The Maze Runner - James Dashner

[oblique spoilers ahead]

A is for Apocalypse! A modern craze; a timeless fantasy. What shall bring us to this place? Can there be life after such an event? And if so… what kind of life would that be?

B is for Banzai! “Banzai” is a traditional Japanese exclamation meaning “ten thousand years”. A Banzai charge is a last, desperate charge.

C is for Cube! “Cube” is a 1997 film by Vincenzo Natali. The characters in this film are trapped in a kind of maze, and must pass from one cube-shaped room to another. The characters do not know why they are in this place. They must escape or die.

D is for Despair! As Thomas Jefferson once said: “My theory has always been, that if we are to dream, the flatteries of hope are as cheap, and pleasanter, than the gloom of despair.”

E is for ESP! Extrasensory Perception involves reception of information not gained through the recognized physical senses but sensed with the mind. ESP includes TELEPATHY!

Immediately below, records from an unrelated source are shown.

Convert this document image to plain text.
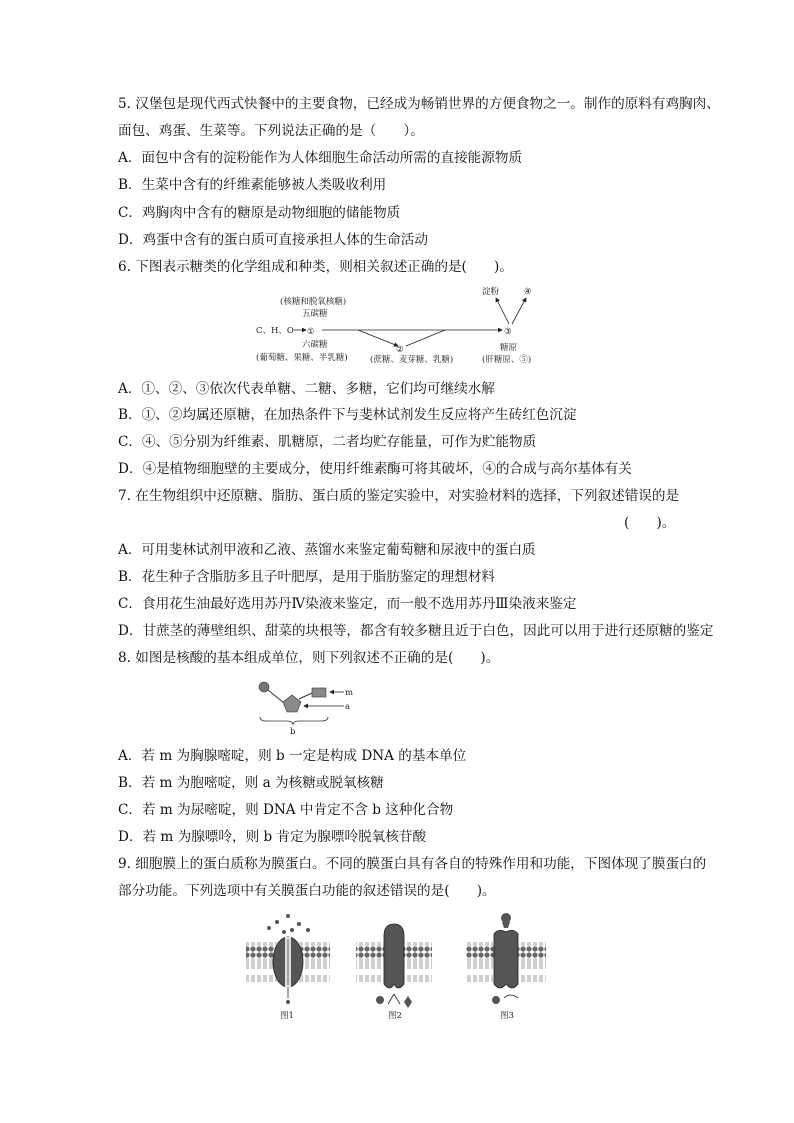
5. 汉堡包是现代西式快餐中的主要食物，已经成为畅销世界的方便食物之一。制作的原料有鸡胸肉、
面包、鸡蛋、生菜等。下列说法正确的是（　　）。
A．面包中含有的淀粉能作为人体细胞生命活动所需的直接能源物质
B．生菜中含有的纤维素能够被人类吸收利用
C．鸡胸肉中含有的糖原是动物细胞的储能物质
D．鸡蛋中含有的蛋白质可直接承担人体的生命活动
6. 下图表示糖类的化学组成和种类，则相关叙述正确的是(　　)。
C、H、O ①
(核糖和脱氧核糖)
五碳糖
六碳糖
(葡萄糖、果糖、半乳糖)
②
(蔗糖、麦芽糖、乳糖)
③
淀粉	④
糖原
(肝糖原、⑤)
A．①、②、③依次代表单糖、二糖、多糖，它们均可继续水解
B．①、②均属还原糖，在加热条件下与斐林试剂发生反应将产生砖红色沉淀
C．④、⑤分别为纤维素、肌糖原，二者均贮存能量，可作为贮能物质
D．④是植物细胞壁的主要成分，使用纤维素酶可将其破坏，④的合成与高尔基体有关
7. 在生物组织中还原糖、脂肪、蛋白质的鉴定实验中，对实验材料的选择，下列叙述错误的是
(　　)。
A．可用斐林试剂甲液和乙液、蒸馏水来鉴定葡萄糖和尿液中的蛋白质
B．花生种子含脂肪多且子叶肥厚，是用于脂肪鉴定的理想材料
C．食用花生油最好选用苏丹Ⅳ染液来鉴定，而一般不选用苏丹Ⅲ染液来鉴定
D．甘蔗茎的薄壁组织、甜菜的块根等，都含有较多糖且近于白色，因此可以用于进行还原糖的鉴定
8. 如图是核酸的基本组成单位，则下列叙述不正确的是(　　)。
m
a
b
A．若 m 为胸腺嘧啶，则 b 一定是构成 DNA 的基本单位
B．若 m 为胞嘧啶，则 a 为核糖或脱氧核糖
C．若 m 为尿嘧啶，则 DNA 中肯定不含 b 这种化合物
D．若 m 为腺嘌呤，则 b 肯定为腺嘌呤脱氧核苷酸
9. 细胞膜上的蛋白质称为膜蛋白。不同的膜蛋白具有各自的特殊作用和功能，下图体现了膜蛋白的
部分功能。下列选项中有关膜蛋白功能的叙述错误的是(　　)。
图1	图2	图3
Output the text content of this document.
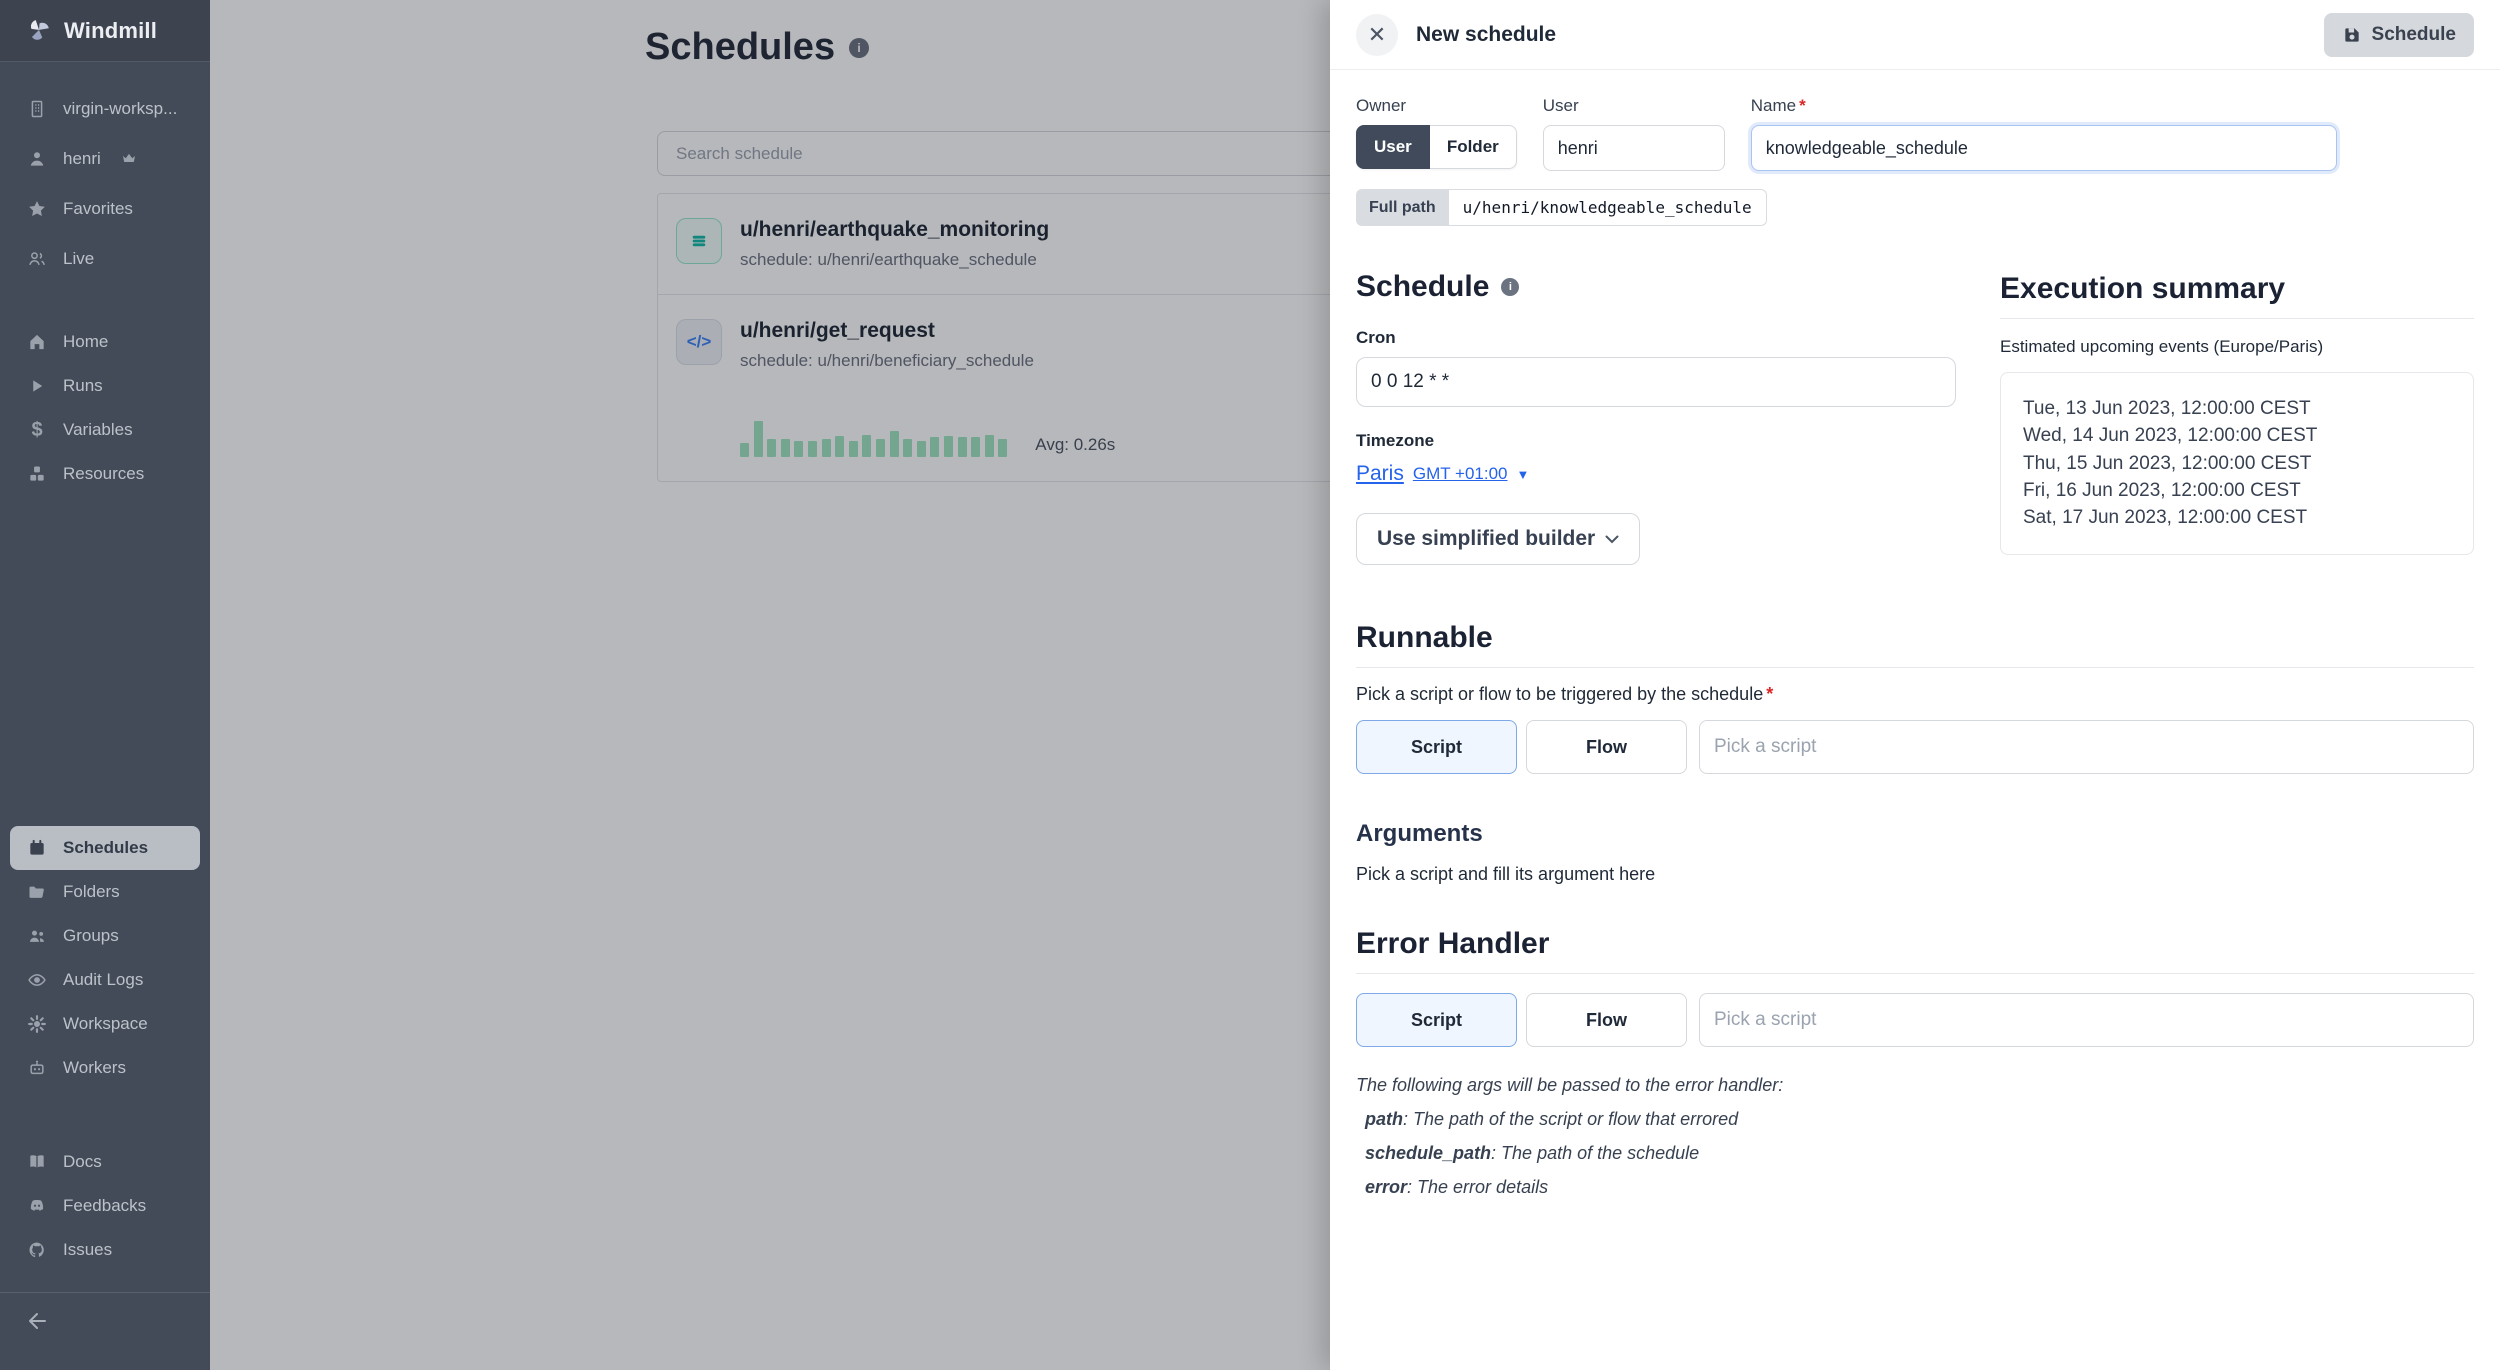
Schedules	i
Search schedule
u/henri/earthquake_monitoring
schedule: u/henri/earthquake_schedule
</>	u/henri/get_request
schedule: u/henri/beneficiary_schedule
Avg: 0.26s
Windmill
virgin-worksp...
henri
Favorites
Live
Home
Runs
$	Variables
Resources
Schedules
Folders
Groups
Audit Logs
Workspace
Workers
Docs
Feedbacks
Issues
✕	New schedule	Schedule
Owner
User	Folder
User
henri	Name *
knowledgeable_schedule
Full path	u/henri/knowledgeable_schedule
Schedule	i
Cron
0 0 12 * *
Timezone
Paris GMT +01:00 ▼
Use simplified builder
Execution summary
Estimated upcoming events (Europe/Paris)
Tue, 13 Jun 2023, 12:00:00 CEST
Wed, 14 Jun 2023, 12:00:00 CEST
Thu, 15 Jun 2023, 12:00:00 CEST
Fri, 16 Jun 2023, 12:00:00 CEST
Sat, 17 Jun 2023, 12:00:00 CEST
Runnable
Pick a script or flow to be triggered by the schedule *
Script	Flow
Pick a script
Arguments
Pick a script and fill its argument here
Error Handler
Script	Flow
Pick a script
The following args will be passed to the error handler:
path: The path of the script or flow that errored
schedule_path: The path of the schedule
error: The error details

F is for Flare! A solar flare is a sudden brightening observed over the Sun's surface, which is interpreted as a large energy release of up to 6 × 1025 joules of energy.

G is for Goethe! Johann Wolfgang von Goethe was a German writer and politician. He believed that “in the totality everything redeems itself and appears good and justified” … but do the means justify the ends when it comes to reaching that redemption? A timeless question!

H is for Hybrid! A cross between a giant slug and a killing machine equipped with pincers & needles would be considered a sort of hybrid. Machine-animal hybrids often appear within genres such as science fantasy, steampunk, and the post-apocalyptic young adult adventure novel.

I is for IQ! The Intelligence Quotient is a score derived from standardized testing in order to assess intelligence. Some have questioned its use…

J is for Janissary! As children, the Janissaries were taken from their parents to become elite soldiers in the Ottoman Empire. They revolted against their masters during the “Auspicious Incident” of 1826.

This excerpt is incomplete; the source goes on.